熊野市の五郷小学校(浦坪卓也校長)と飛鳥小学校(二見哲生同)で12日、それぞれ田植え体験が行われた。児童たちが地域住民から教わりながら一本一本苗を手植え。昨年からの米不足が生活に影響を与える中、改めて農業や米作りの大切さを学んだ。
五郷小学校では12日、全校児童が同町の水田で田植え作業を体験。「ふる郷創生実行委員会」の大橋秀行世話人のアドバイスを受けながら、児童たちが昔ながらの手植えに取り組んだ。
五郷地区地域まちづくり協議会(中畑興二会長)らの協力を得て、小学校の社会科や総合的な学習の一環として毎年実施しているもの。これまでの学校近くの田んぼが使えなくなったため探していたところ、昨年から同町の舛屋積さんが平地区の田んぼを提供。学校田として活用している。
開会行事では児童を代表して子ども会の齋藤愛佳会長が「豊作になるよう頑張るので、よろしくお願いします」と挨拶。世話人の大橋さんが「米作りは縄文・弥生の時代から3000年の歴史があり、どんな災害があっても続けられてきました。米の値段が2倍に上がっているので、たくさんとれるよう頑張りましょう」と話し、苗の植え方などについて説明した。
この後、児童たちは田んぼへと入り低農薬・有機米のコシヒカリ「ホタルの光」の田植えを開始。

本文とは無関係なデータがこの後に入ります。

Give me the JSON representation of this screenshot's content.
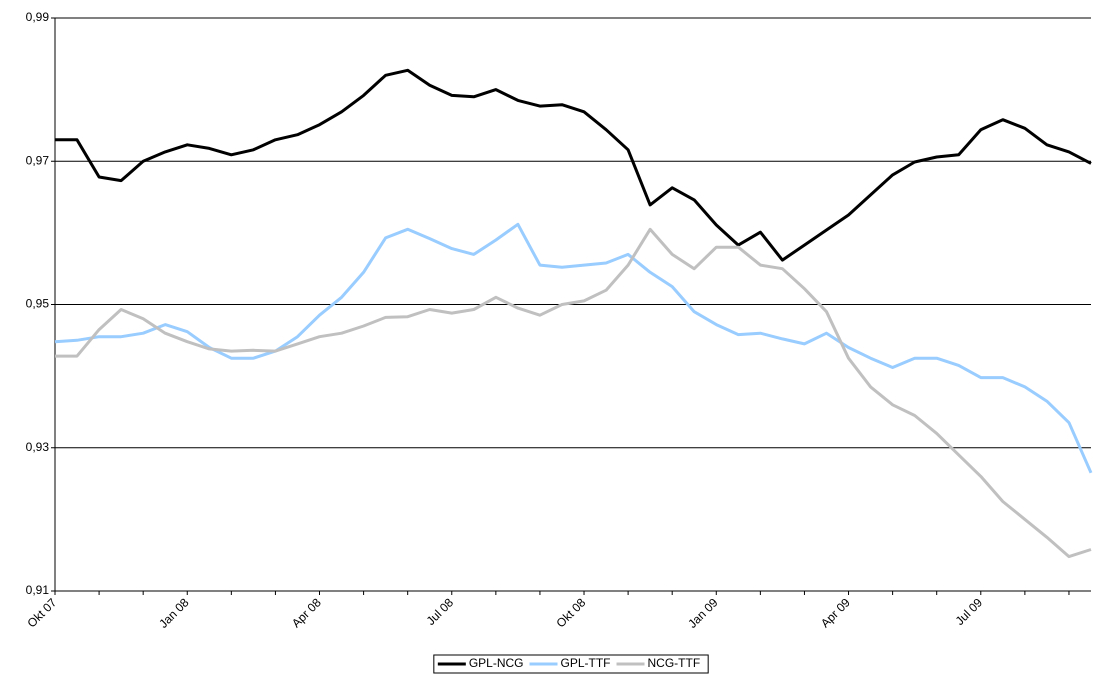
{
  "chart_data": {
    "type": "line",
    "categories": [
      "Okt 07",
      null,
      null,
      null,
      null,
      null,
      "Jan 08",
      null,
      null,
      null,
      null,
      null,
      "Apr 08",
      null,
      null,
      null,
      null,
      null,
      "Jul 08",
      null,
      null,
      null,
      null,
      null,
      "Okt 08",
      null,
      null,
      null,
      null,
      null,
      "Jan 09",
      null,
      null,
      null,
      null,
      null,
      "Apr 09",
      null,
      null,
      null,
      null,
      null,
      "Jul 09",
      null,
      null,
      null,
      null,
      null
    ],
    "series": [
      {
        "name": "GPL-NCG",
        "color": "#000000",
        "values": [
          0.973,
          0.973,
          0.9678,
          0.9673,
          0.97,
          0.9713,
          0.9723,
          0.9718,
          0.9709,
          0.9716,
          0.973,
          0.9737,
          0.9751,
          0.9769,
          0.9792,
          0.982,
          0.9827,
          0.9806,
          0.9792,
          0.979,
          0.98,
          0.9785,
          0.9777,
          0.9779,
          0.9769,
          0.9744,
          0.9716,
          0.9639,
          0.9663,
          0.9646,
          0.9611,
          0.9583,
          0.9601,
          0.9562,
          0.9583,
          0.9604,
          0.9625,
          0.9653,
          0.9681,
          0.9699,
          0.9706,
          0.9709,
          0.9744,
          0.9758,
          0.9746,
          0.9723,
          0.9713,
          0.9697
        ]
      },
      {
        "name": "GPL-TTF",
        "color": "#99ccff",
        "values": [
          0.9448,
          0.945,
          0.9455,
          0.9455,
          0.946,
          0.9472,
          0.9462,
          0.944,
          0.9425,
          0.9425,
          0.9435,
          0.9455,
          0.9485,
          0.951,
          0.9545,
          0.9593,
          0.9605,
          0.9592,
          0.9578,
          0.957,
          0.959,
          0.9612,
          0.9555,
          0.9552,
          0.9555,
          0.9558,
          0.957,
          0.9545,
          0.9525,
          0.949,
          0.9472,
          0.9458,
          0.946,
          0.9452,
          0.9445,
          0.946,
          0.944,
          0.9425,
          0.9412,
          0.9425,
          0.9425,
          0.9415,
          0.9398,
          0.9398,
          0.9385,
          0.9365,
          0.9335,
          0.9265
        ]
      },
      {
        "name": "NCG-TTF",
        "color": "#c0c0c0",
        "values": [
          0.9428,
          0.9428,
          0.9465,
          0.9493,
          0.948,
          0.946,
          0.9448,
          0.9438,
          0.9435,
          0.9436,
          0.9435,
          0.9445,
          0.9455,
          0.946,
          0.947,
          0.9482,
          0.9483,
          0.9493,
          0.9488,
          0.9493,
          0.951,
          0.9495,
          0.9485,
          0.95,
          0.9505,
          0.952,
          0.9555,
          0.9605,
          0.957,
          0.955,
          0.958,
          0.958,
          0.9555,
          0.955,
          0.9522,
          0.949,
          0.9425,
          0.9385,
          0.936,
          0.9345,
          0.932,
          0.929,
          0.926,
          0.9225,
          0.92,
          0.9175,
          0.9148,
          0.9158
        ]
      }
    ],
    "ylim": [
      0.91,
      0.99
    ],
    "yticks": [
      {
        "value": 0.91,
        "label": "0,91"
      },
      {
        "value": 0.93,
        "label": "0,93"
      },
      {
        "value": 0.95,
        "label": "0,95"
      },
      {
        "value": 0.97,
        "label": "0,97"
      },
      {
        "value": 0.99,
        "label": "0,99"
      }
    ],
    "grid": true,
    "legend": "bottom"
  }
}
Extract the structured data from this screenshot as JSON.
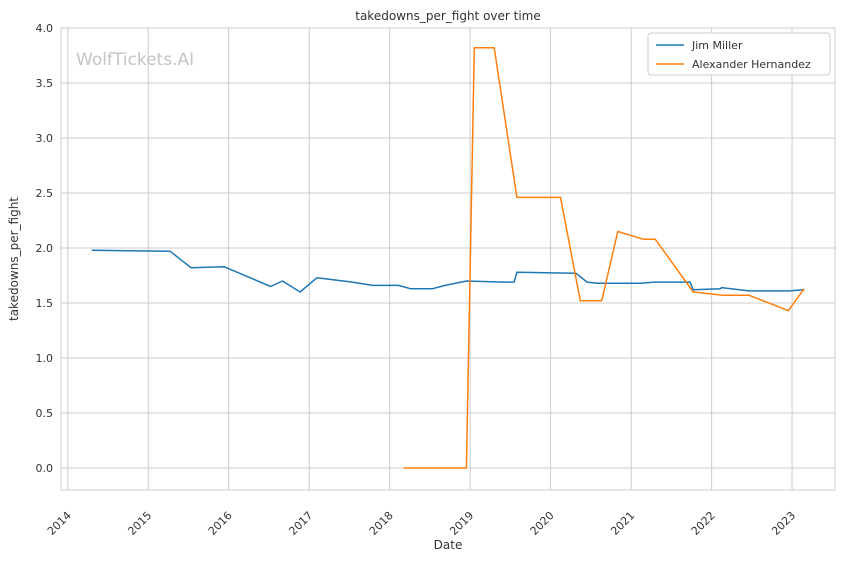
{
  "chart_data": {
    "type": "line",
    "title": "takedowns_per_fight over time",
    "xlabel": "Date",
    "ylabel": "takedowns_per_fight",
    "watermark": "WolfTickets.AI",
    "xlim": [
      "2013-12-01",
      "2023-07-15"
    ],
    "ylim": [
      -0.2,
      4.0
    ],
    "x_ticks": [
      "2014",
      "2015",
      "2016",
      "2017",
      "2018",
      "2019",
      "2020",
      "2021",
      "2022",
      "2023"
    ],
    "y_ticks": [
      "0.0",
      "0.5",
      "1.0",
      "1.5",
      "2.0",
      "2.5",
      "3.0",
      "3.5",
      "4.0"
    ],
    "grid": true,
    "legend_position": "top-right",
    "series": [
      {
        "name": "Jim Miller",
        "color": "#1f77b4",
        "points": [
          [
            "2014-04-20",
            1.98
          ],
          [
            "2015-04-10",
            1.97
          ],
          [
            "2015-07-15",
            1.82
          ],
          [
            "2015-12-10",
            1.83
          ],
          [
            "2016-02-20",
            1.77
          ],
          [
            "2016-07-10",
            1.65
          ],
          [
            "2016-09-01",
            1.7
          ],
          [
            "2016-11-20",
            1.6
          ],
          [
            "2017-02-05",
            1.73
          ],
          [
            "2017-07-15",
            1.69
          ],
          [
            "2017-10-15",
            1.66
          ],
          [
            "2018-02-10",
            1.66
          ],
          [
            "2018-04-05",
            1.63
          ],
          [
            "2018-07-15",
            1.63
          ],
          [
            "2018-09-10",
            1.66
          ],
          [
            "2018-12-15",
            1.7
          ],
          [
            "2019-06-01",
            1.69
          ],
          [
            "2019-07-20",
            1.69
          ],
          [
            "2019-08-01",
            1.78
          ],
          [
            "2020-04-25",
            1.77
          ],
          [
            "2020-06-15",
            1.69
          ],
          [
            "2020-08-01",
            1.68
          ],
          [
            "2021-02-15",
            1.68
          ],
          [
            "2021-04-15",
            1.69
          ],
          [
            "2021-09-25",
            1.69
          ],
          [
            "2021-10-10",
            1.62
          ],
          [
            "2022-02-10",
            1.63
          ],
          [
            "2022-02-15",
            1.64
          ],
          [
            "2022-06-20",
            1.61
          ],
          [
            "2022-12-20",
            1.61
          ],
          [
            "2023-02-20",
            1.62
          ]
        ]
      },
      {
        "name": "Alexander Hernandez",
        "color": "#ff7f0e",
        "points": [
          [
            "2018-03-05",
            0.0
          ],
          [
            "2018-12-15",
            0.0
          ],
          [
            "2019-01-20",
            3.82
          ],
          [
            "2019-04-20",
            3.82
          ],
          [
            "2019-08-01",
            2.46
          ],
          [
            "2020-02-15",
            2.46
          ],
          [
            "2020-05-15",
            1.52
          ],
          [
            "2020-08-20",
            1.52
          ],
          [
            "2020-11-01",
            2.15
          ],
          [
            "2021-02-25",
            2.08
          ],
          [
            "2021-04-20",
            2.08
          ],
          [
            "2021-10-10",
            1.6
          ],
          [
            "2022-02-20",
            1.57
          ],
          [
            "2022-06-20",
            1.57
          ],
          [
            "2022-12-15",
            1.43
          ],
          [
            "2023-02-25",
            1.63
          ]
        ]
      }
    ]
  }
}
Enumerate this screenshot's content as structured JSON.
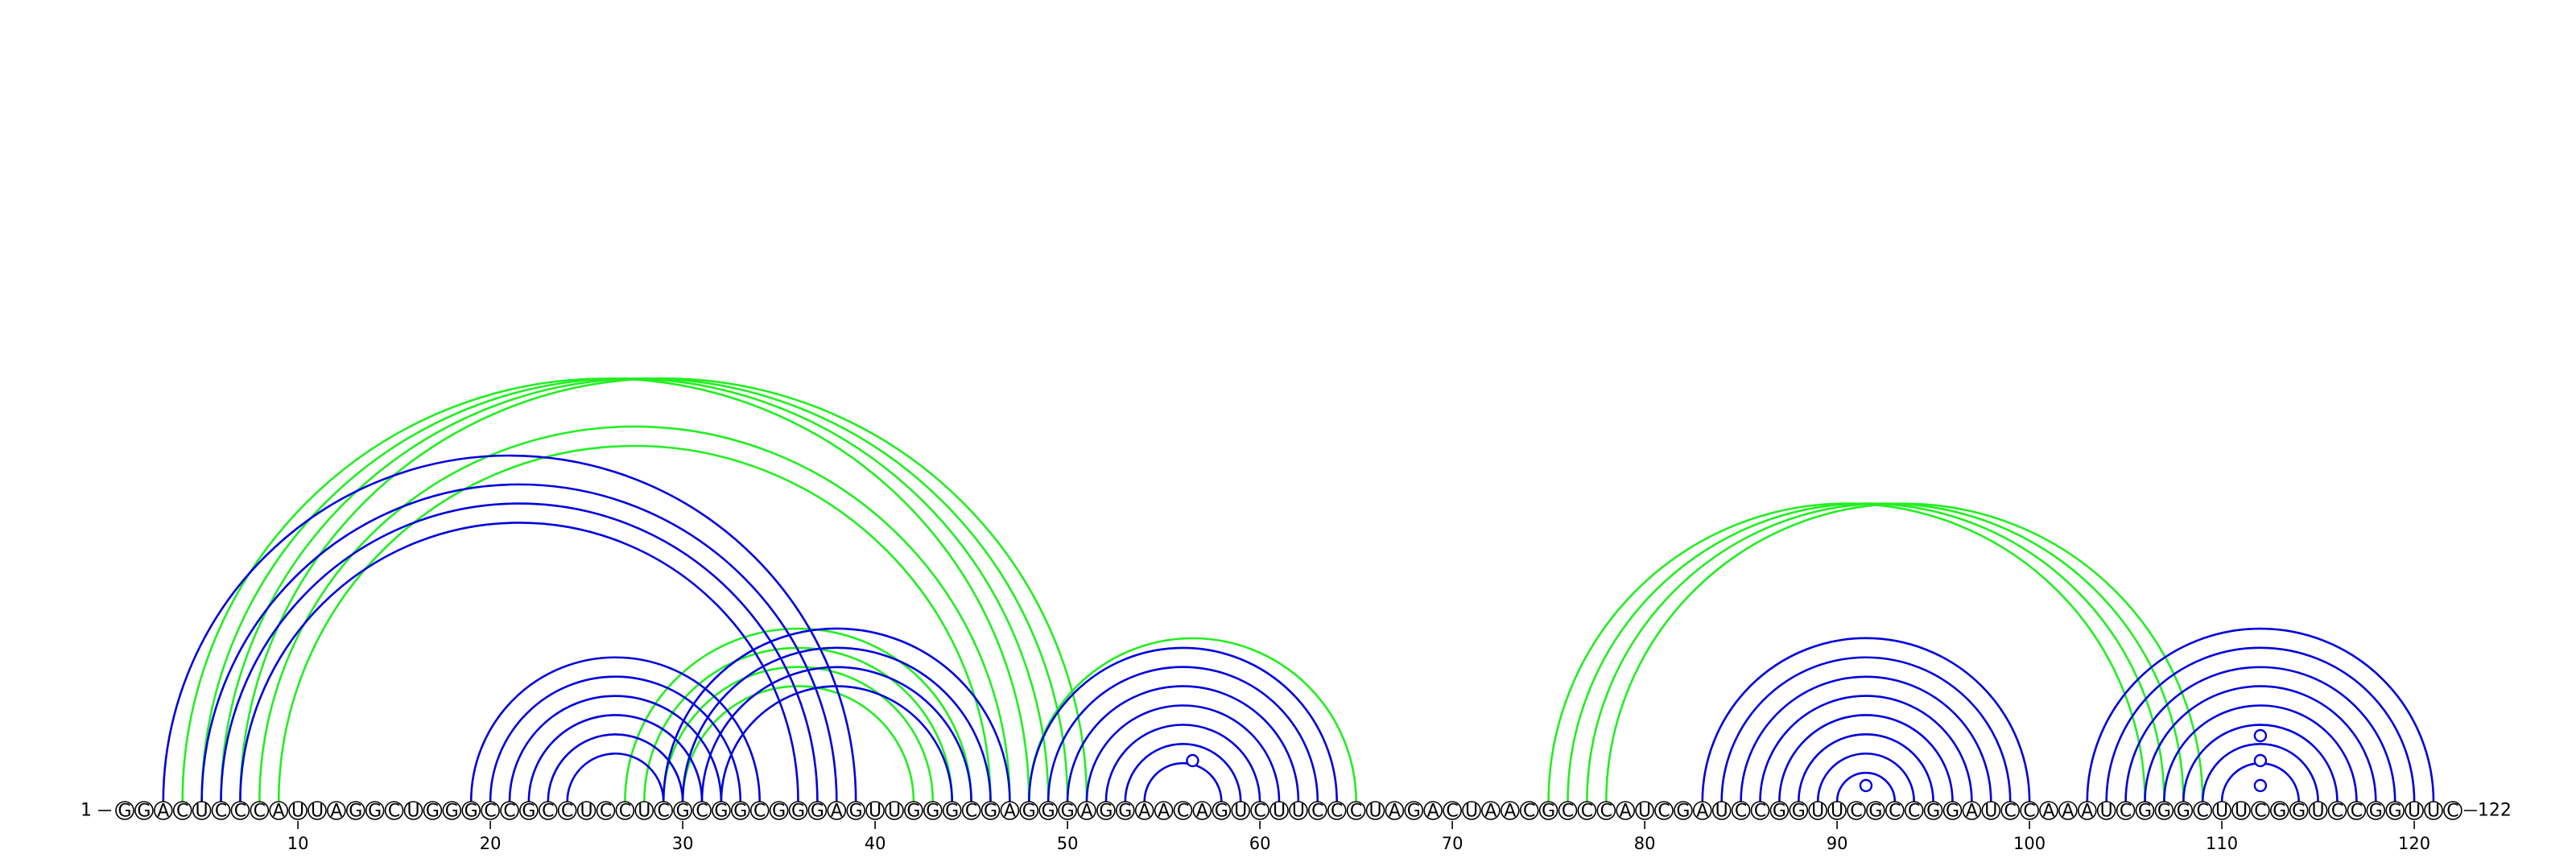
{
  "chart_data": {
    "type": "arc-diagram",
    "sequence": "GGACUCCCAUUAGGCUGGGCCGCCUCCUCGCGGCGGGAGUUGGGCGAGGGAGGAACAGUCUUCCCUAGACUAACGCCCAUCGAUCCGGUUCGCCGGAUCCAAAUCGGGCUUCGGUCCGGUUC",
    "start_label": "1",
    "end_label": "122",
    "ticks": [
      10,
      20,
      30,
      40,
      50,
      60,
      70,
      80,
      90,
      100,
      110,
      120
    ],
    "colors": {
      "blue": "#0000dd",
      "green": "#22ee22"
    },
    "blue_pairs": [
      [
        3,
        39
      ],
      [
        5,
        38
      ],
      [
        6,
        37
      ],
      [
        7,
        36
      ],
      [
        19,
        34
      ],
      [
        20,
        33
      ],
      [
        21,
        32
      ],
      [
        22,
        31
      ],
      [
        23,
        30
      ],
      [
        24,
        29
      ],
      [
        29,
        47
      ],
      [
        30,
        46
      ],
      [
        31,
        45
      ],
      [
        32,
        44
      ],
      [
        48,
        64
      ],
      [
        49,
        63
      ],
      [
        50,
        62
      ],
      [
        51,
        61
      ],
      [
        52,
        60
      ],
      [
        53,
        59
      ],
      [
        54,
        58
      ],
      [
        83,
        100
      ],
      [
        84,
        99
      ],
      [
        85,
        98
      ],
      [
        86,
        97
      ],
      [
        87,
        96
      ],
      [
        88,
        95
      ],
      [
        89,
        94
      ],
      [
        90,
        93
      ],
      [
        103,
        121
      ],
      [
        104,
        120
      ],
      [
        105,
        119
      ],
      [
        106,
        118
      ],
      [
        107,
        117
      ],
      [
        108,
        116
      ],
      [
        109,
        115
      ],
      [
        110,
        114
      ]
    ],
    "green_pairs": [
      [
        4,
        48
      ],
      [
        5,
        49
      ],
      [
        6,
        50
      ],
      [
        7,
        51
      ],
      [
        8,
        47
      ],
      [
        9,
        46
      ],
      [
        27,
        45
      ],
      [
        28,
        44
      ],
      [
        29,
        43
      ],
      [
        30,
        42
      ],
      [
        48,
        65
      ],
      [
        75,
        106
      ],
      [
        76,
        107
      ],
      [
        77,
        108
      ],
      [
        78,
        109
      ]
    ],
    "markers": [
      {
        "pos": 56.5,
        "level": 1,
        "color": "blue"
      },
      {
        "pos": 91.5,
        "level": 0,
        "color": "blue"
      },
      {
        "pos": 112,
        "level": 0,
        "color": "blue"
      },
      {
        "pos": 112,
        "level": 1,
        "color": "blue"
      },
      {
        "pos": 112,
        "level": 2,
        "color": "blue"
      }
    ]
  }
}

泥に足を取られながら農に親しみ、「水が冷たい」などと笑顔を浮かべて作業を進めた。今年は天候の影響で例年より田植え面積が少なく、作業後、児童たちから「もっと広く植えたかった」との声が上がり、関係者を喜ばせたという。
収穫した米の一部はいいさと秋祭りの景品などに使われるほか、児童たちにプレゼントする予定という。
飛鳥小学校は12日、飛鳥町佐渡地内の水田で田植え体験を実施。全校児童が泥にまみれながら農に親しんだ。
総合学習の授業の一環として、地域の協力を得ながら農作業の喜びや苦労、協力し合う大切さを学び、地域とのつながりを深くすることなどが目的。同校ではこれまで、小又地区の田んぼアートなどで田植え体験を行ってきたが、昨年度からは佐渡地区の庵前亮さんが同地区にある7㌃の田んぼを提供している。
この日は庵前さんが「5・6年生にはスジ付けも行ってもらいます。稲を植えた後はしっかりと土を戻してください」などと作業説明し、早速5・6年生が昔ながらの道具で植える場所の目印となるスジを付けると、庵前さんの指導で田んぼに入って手植えを体験。泥に足を取られながらもコシヒカリの苗を丁寧に植え、収穫の秋に思いを馳せていた。